Now The Wife[tm] has moved laterally from Westerns into hard-boiled Detectives. I think it was the Royal Crown Revue CDs that did it, but I can't say for absolute.
Suffice it to say that the hard-boiled detective genre is a kissing cousin-maybe even an incestuous sister-to the Western genre, at least as expressed by Hollywood and television of the day (late '50's, early '60's). I've already mentioned how Peter Gunn and Have Gun, Will Travel ran head on into each other and left a pile of charming shrapnel called Shotgun Slade. They seem to have the same attractions; hard edged, sometimes characaturish, men and women who didn't compromise and played for keeps. Peter Gunn established the ideal, and the best detective shows have come closest to that ideal; Mannix and The Rockford Files spring immediately to mind as direct descendants of the Mancini-themed one.
If you cared for good old-fashioned courtroom procedure, stop by the courtroom and take a seat in the gallery, and watch Perry Mason define how to get your defense on.
But my point, and I do have one, is that the two genres share simple (not necessarily simplistic) stories of good guys and bad guys, strong men and women. When all are adorned in full black and white, they acquire an otherworldliness. Sort of life, the way it wasn't, but should have been.
It is rather enjoyable, actually. Good thing, too, because the Westerns were getting just a teensy bit old. I will, however always put down what I'm doing to spend a half-hour with Paladin.
Somewhere along the way, though, we ran across Humphrey Bogart. I'm not a complete naif when it comes to Bogey, I've seen Casablanca at least once (as every red-blooded American should). I've now seen The Maltese Falcon twice, and Key Largo, Across The Pacific, Passage To Marseilles, and To Have And Have Not. Now I, like many, have an understanding about why Bogey was great. He just seemed to grasp every character and make it his own, and believeable. In Passage to Marseilles, he played a Frenchman but did not affect a French accent like his co-actors, but you believed he was a Free Frenchman (the ending still has an emotional punch that remains through the years).
Late I can now say I am a Bogart fan, at least I can appreciate his work. True acting carries you away as it entertains you, and makes you experience sides of your own self that you may not have known were there.

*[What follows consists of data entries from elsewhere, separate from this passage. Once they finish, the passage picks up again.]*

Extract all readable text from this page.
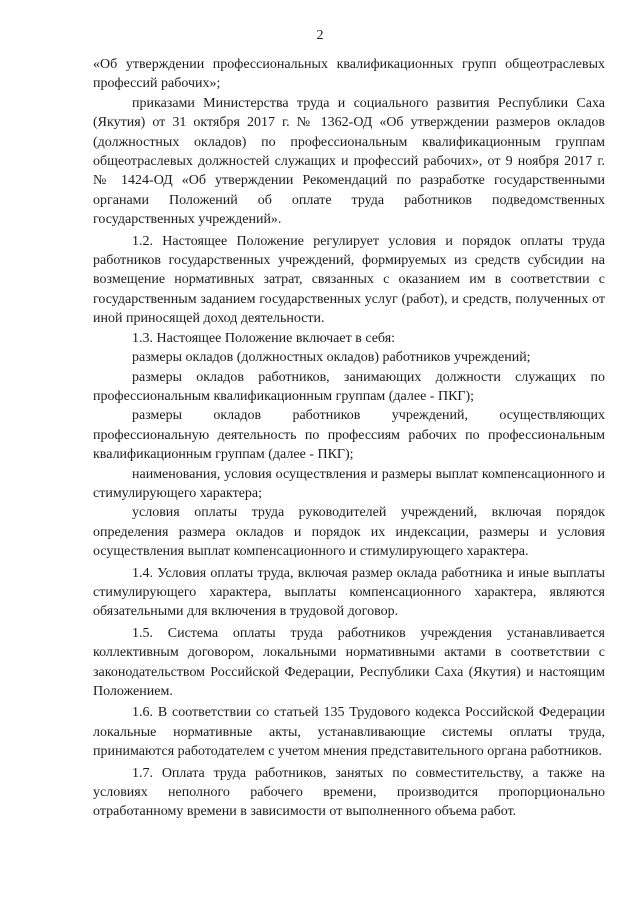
2

«Об утверждении профессиональных квалификационных групп общеотраслевых профессий рабочих»;

приказами Министерства труда и социального развития Республики Саха (Якутия) от 31 октября 2017 г. № 1362-ОД «Об утверждении размеров окладов (должностных окладов) по профессиональным квалификационным группам общеотраслевых должностей служащих и профессий рабочих», от 9 ноября 2017 г. № 1424-ОД «Об утверждении Рекомендаций по разработке государственными органами Положений об оплате труда работников подведомственных государственных учреждений».

1.2. Настоящее Положение регулирует условия и порядок оплаты труда работников государственных учреждений, формируемых из средств субсидии на возмещение нормативных затрат, связанных с оказанием им в соответствии с государственным заданием государственных услуг (работ), и средств, полученных от иной приносящей доход деятельности.

1.3. Настоящее Положение включает в себя:

размеры окладов (должностных окладов) работников учреждений;

размеры окладов работников, занимающих должности служащих по профессиональным квалификационным группам (далее - ПКГ);

размеры окладов работников учреждений, осуществляющих профессиональную деятельность по профессиям рабочих по профессиональным квалификационным группам (далее - ПКГ);

наименования, условия осуществления и размеры выплат компенсационного и стимулирующего характера;

условия оплаты труда руководителей учреждений, включая порядок определения размера окладов и порядок их индексации, размеры и условия осуществления выплат компенсационного и стимулирующего характера.

1.4. Условия оплаты труда, включая размер оклада работника и иные выплаты стимулирующего характера, выплаты компенсационного характера, являются обязательными для включения в трудовой договор.

1.5. Система оплаты труда работников учреждения устанавливается коллективным договором, локальными нормативными актами в соответствии с законодательством Российской Федерации, Республики Саха (Якутия) и настоящим Положением.

1.6. В соответствии со статьей 135 Трудового кодекса Российской Федерации локальные нормативные акты, устанавливающие системы оплаты труда, принимаются работодателем с учетом мнения представительного органа работников.

1.7. Оплата труда работников, занятых по совместительству, а также на условиях неполного рабочего времени, производится пропорционально отработанному времени в зависимости от выполненного объема работ.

Bogart did that.
Lauren Bacall fairly smoldered. I can't put that any other way. Of course Bogart fell for that dame. I'd of married her dog just to get in the family!
Additionally The Wife[tm] has read Hammett and Chandler, and is rereading her collection of Leslie Charteris The Saint paperbacks. We also found several Saint adventures filmed in the '30s and '40s, starring two different actors. They were amusing, but I wouldn't recommend them unless one was really interested in seeing some pre-Roger Moore Simon Templar (and to me, Moore will always be The Saint).
So help me, she's talking about looking into be a P.I.. Well, again, to be honest. But that'd be a kick-in-the-ass, I think. The Wife[tm[, P.I.. A more remarkable seamus there never has been.
In the meantime, she's trying her hand at writing Noirish stories set in the wide-open Portland of the forties. This should be good.